The dataset that selected from DSLabs is Olive Oil. This data frame contains 572 observations, each corresponding to a different specimen of olive oil, and 10 variables. The source for this dataset is “Neural Networks in Chemistry and Drug Design” by the authors, J. Zupan, and J. Gasteiger from 1994.

The first and the second columns of data correspond to the area and the region of origin of the olive oils respectively. Columns 3-10 represent the following eight chemical measurements on the acid components for the oil specimens which includes: palmitic, palmitoleic, stearic, oleic, linoleic, linolenic, arachidic, eicosenoic.

Summary of the Eight Oil Specimans Samples

Palmitic - most common saturated fatty acid (found in animals and plants) Palmitoleic - monosaturated fatty acid (omega-7 found in high concentration - liver) Stearic - most common saturated fatty acid (found in animnal and vegetable fats) Oleic - mono-unsaturated fatty acid (omega-9 found in animals and vegetables) Linoleic - poly-unsaturated fatty acid (omega-6 that is one of two essential fatty acids for humans. Virtually insoluble in water) Linolenic - essential fatty acid (omega-3 found in plants) Arachidic - saturated fatty acid Eicosenoic - mono-unsaturated fatty acid (omega-9 found in plant oils)

The Plots Selected for this Assignments

  1. I used two plots using the three (3) regions of Italy identified in the dataset (Northern and Southern Italy and Sardinia. The first plot focused on the two essential fatty acids for humans and the presence in these three regions. These two essential fatty acids are Linoleic and Linolenic Acids. They area the two essential fatty acids for humans and must be consumed through food.

  2. The second plot focused on the two non-essential fatty acids (omega-9), Oleic and Eicosenoic Acids which are mono-unsaturated fatty acids that are condisdered “non-essential” because the human body produces them on its own.

  3. The third plot used the areas that are contained in the three regions using the two essential fatty acids (Linoleic and Linolenic Acids) These areas include: North - Apulia, Calabria, South Apulia, and Sicily in Southern Italy; Inland - Sardinia and Coast - Sardinia in Sardinia; and Umbria, East-Liguria, and West-Liguaria in Northern Italy.

  4. The fourth plot used the areas that are contained in the three regions using the non-essential acids for the regions discussed above.
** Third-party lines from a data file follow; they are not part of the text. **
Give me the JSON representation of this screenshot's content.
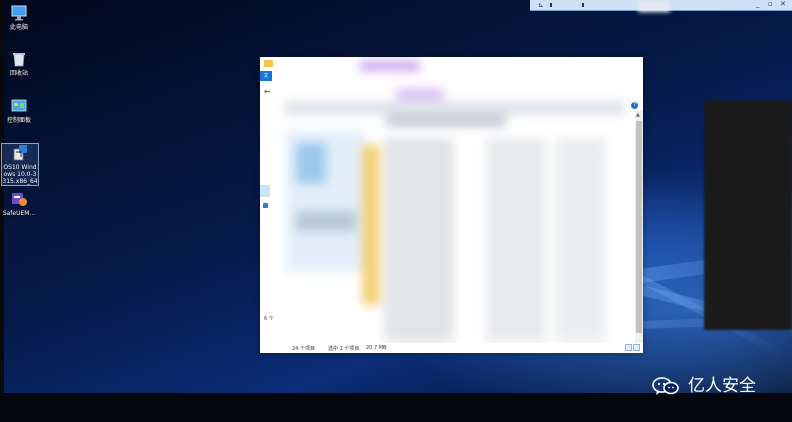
{
  "desktop": {
    "icons": [
      {
        "label": "此电脑",
        "icon": "computer-icon"
      },
      {
        "label": "回收站",
        "icon": "recycle-bin-icon"
      },
      {
        "label": "控制面板",
        "icon": "control-panel-icon"
      },
      {
        "label": "OS10 Windows 10.0-3315.x86_64",
        "icon": "installer-icon"
      },
      {
        "label": "SafeUEM...",
        "icon": "safeuem-icon"
      }
    ]
  },
  "remote_bar": {
    "pin": "⊾",
    "controls": [
      "_",
      "▫",
      "✕"
    ],
    "colors": {
      "background": "#cfe0f5",
      "accent": "#1b3a6b"
    }
  },
  "explorer": {
    "ribbon_tab": "文",
    "back_arrow": "←",
    "nav_dot_glyph": "●",
    "help": "?",
    "left_count": "6 个",
    "status": {
      "items": "24 个项目",
      "selected": "选中 1 个项目",
      "size": "20.7 MB"
    },
    "colors": {
      "accent": "#1a73d6",
      "folder": "#f3c54b"
    }
  },
  "watermark": {
    "text": "亿人安全",
    "icon": "wechat-icon"
  }
}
Creating the Groph In creating the four plots I used scatterplots. This was an opportunity to see where the highest and lowest concentrations of these four acids are in the areas and the region. The plots in both regions and areas show this concentration and where there is no or low percentages of the acids used in the plots and the regions of the country. For this assignment, I also used the high charter options for theme, style, and color distinctions.